As media ecosystems have grown in complexity, the task of monitoring and managing them has become increasingly more complex and more urgent. The barriers around the well-understood broadcast industry walled garden have been dismantled as the industry has embraced IP technologies
on one hand and needed to chase audiences onto mobile devices and into the SVOD arena on the other. As a result, previous traditional broadcast SLAs that were once standard, have been replaced by new agreements that operate at different failure tolerances suited to their IT/MEDIA infrastructure.
The efforts to bootstrap these systems up to broadcast standards have been huge. They have also been necessary. IP networks are increasingly used in all parts of the broadcast value chain, from acquisition through production and onto distribution. The introduction of new remote-based workflows as a direct result of the Covid-19 pandemic is only accelerating this transition, while the mass market deployment of new technologies such as 5G will add further fuel to an already combustible fire.
Effective monitoring of these rapidly evolving networks is crucial for business success. Downtimes involving blank screens or network outages leading to significant rebuffering are widely publicized and the organizations involved suffer considerable reputational damage. Effective monitoring mitigates against this by offering predictive intervention, identifying points of potential failure before they
break, while also offering the key benefits of maximizing equipment uptime, an important consideration given the globally connected 24/7 media environment.
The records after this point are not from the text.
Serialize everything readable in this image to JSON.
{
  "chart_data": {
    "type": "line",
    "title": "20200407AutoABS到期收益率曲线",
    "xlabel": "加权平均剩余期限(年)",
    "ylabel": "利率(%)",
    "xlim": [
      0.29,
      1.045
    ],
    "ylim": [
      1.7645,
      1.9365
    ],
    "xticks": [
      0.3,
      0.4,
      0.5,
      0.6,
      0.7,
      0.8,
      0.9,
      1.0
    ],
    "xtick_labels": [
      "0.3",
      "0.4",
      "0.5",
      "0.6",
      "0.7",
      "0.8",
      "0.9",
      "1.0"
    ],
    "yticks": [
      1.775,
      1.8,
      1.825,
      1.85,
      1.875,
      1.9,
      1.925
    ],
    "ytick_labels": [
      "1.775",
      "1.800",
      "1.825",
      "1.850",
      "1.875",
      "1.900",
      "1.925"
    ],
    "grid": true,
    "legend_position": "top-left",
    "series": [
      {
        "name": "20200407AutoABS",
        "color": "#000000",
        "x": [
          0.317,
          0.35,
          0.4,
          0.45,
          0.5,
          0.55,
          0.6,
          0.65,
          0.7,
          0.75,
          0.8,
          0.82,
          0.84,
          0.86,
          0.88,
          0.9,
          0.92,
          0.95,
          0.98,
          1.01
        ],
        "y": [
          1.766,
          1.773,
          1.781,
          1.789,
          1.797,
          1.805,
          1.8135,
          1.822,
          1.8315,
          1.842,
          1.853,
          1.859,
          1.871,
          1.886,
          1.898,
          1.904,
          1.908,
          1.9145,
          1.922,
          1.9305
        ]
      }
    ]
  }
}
Media monitoring via Network Management Systems (NMS), is a competitive market, however, and companies looking to deploy a solution need to weigh up the pros and cons of different systems to arrive at the best fit for their own individual use cases. This paper briefly outlines 8 crucial attributes to look for in any current NMS solution. By ensuring that all these boxes are ticked, media organizations can be assured that they have the effective solution for the ongoing and future needs: an end to-end platform that provides monitoring, management, and control in a way that is simple, powerful, and scalable.
The modern workplace is one of the interlocking responsibilities where silos are rightly considered barriers to efficiency and optimization. In that spirit, any effective NMS is one that should also be able to be used by non-technical staff and be able to be accessed by anyone in the company.
Typically, this will mean presenting the large amount of data that is being collected by the solution in a browser-based interface so it can be viewed on-site and remotely. The data also needs to be presented in a way that is comprehensible to non-technical staff, making full use of graphical elements such as dashboards, maps, and diagrams.
When combined together, this helps reduce complexity for broadcasters and other media organizations by giving them a single interface with which they can swiftly ascertain the health of their network and identify any current and potential problems.
Time is money and a precious resource in short supply in today’s industry. As well as being easy to use, an NMS needs to be swift to deploy no matter the size and complexity of the network. Ideally, the configuration of the monitoring solution needs to be as automatic as possible; this allows processes such as network scan and unit discovery to take place as swiftly as possible. Look for solutions that also select the appropriate driver from a built-in library, further accelerating the process. These should also be configured with automatic alerts and notifications, allowing the monitoring system to start operating immediately without any manual configuration being required.
SaaS deployments, when offered as an option, should be the speediest of all as no additional hardware is required for their operation.
SaaS is an important option for many users as it provides the well-documented advantages of a cloud-based solution — scalability and the move towards an OPEX cost base as highlights — alongside increased visibility into TCO (Total Cost of Ownership).
The key here, whether on-prem or in the cloud, is flexibility and the ability for organizations to be able to adapt their NMS to meet the evolving needs of their networks without incurring penalties. A structured licensing system can help with this, allowing organizations to scale as and when required based on the total number of devices monitored, especially if add-ons can also be deployed when needed to provide additional functionality, increased levels of redundancy, and more.
Clear visibility into costs as exemplified by initiatives such as open driver policies mean that there are no hidden punitive financial considerations to be wary of, allowing organizations to deploy their monitoring and control with confidence.
Any NMS should be fully scalable, enabling it to serve users who operate on smaller, local infrastructures all the way up to the globe-spanning networks that interconnect and power the world’s biggest media organizations. Crucially, it should be able to transition between those two states as well, growing with user needs as business evolves.
As part of the architecture that enables this, redundancy needs to be built in as well. Solutions, for example, should be built around a minimum of two separate nodes on independent hosts, either physical or virtual, to ensure complete redundancy at both the hardware and software levels. This, especially if both are run in parallel in an active/pas- sive model, ensures seamless switching in case of problems.